Image credit: Getty Images

KEY MOMENTS

17’ - GOAL! Northern Ireland 0-1 Slovakia (Kucka). The ball comes over from the left and Saville heads back to Evans, except Evans isn't there, having come closer to take a short one. This allows Kucka to screech onto the loose ball and though Evans gives chase, his only option is to foul and he daren't. So Kucka has a look, freezes the keeper, and passes inside the near post. That's a really calm finish, and NI are in huge trouble.

53’ - CHANCE! Saville robs Sobotka and the ball breaks for McGinn, who finds Washington! This is the chance! And he makes a good connection too, but slaps his finish straight at Rodak.

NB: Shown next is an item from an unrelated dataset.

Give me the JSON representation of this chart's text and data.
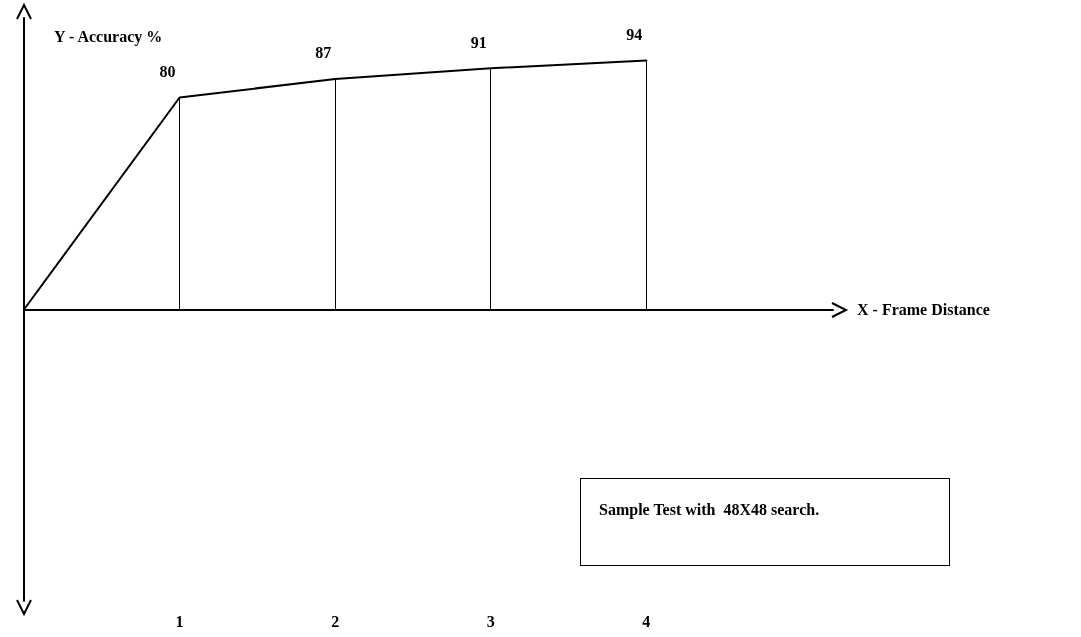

87’ - GOAL! Northern Ireland 1-1 Slovakia (Skriniar own goal). IT'S COME! McNair does really well down the right, playing a one-two off Davis and nashing into the box before crossing low towards the near post ... where Boyce puts the pressure on ... and Skriniar, who's been the best player on the pitch by far, sticks out a leg and deflects into the far corner form close range!

90’ - GOODNESS ME! Lafferty has made a huge difference, and he collects a pass from Whyte on the half-turn then swivels to shmice a low shot that's far too good for Rodak, cracking the base of the post! Can NI keep this up in extra time?

110’ - GOAL! Northern Ireland 1-2 Slovakia (Duris). Pekarik clears and the ball ends up with Kucka, who looks for Duris; the ball kicks off Evans and Duric takes it well, moving the ball around him, and driving low, hard ... and past Peackock Farrell at his near post! It's not always the keeper's fault when that happens but that one was ... probably the keeper's fault.

120’ - HUGE MISS! - But his kick is straight to a defender's head, but then Thompson retrieves and curls in a much better ball and it's onto Evan's head! WHAT A CHANCE! BUT HE PLOPS A FREE HEADER STRAIGHT AT THE KEEPER! He's had better quarter-hours.

KEY STAT

  • Since the 1986 World Cup, Northern Ireland have qualified for one major tournament.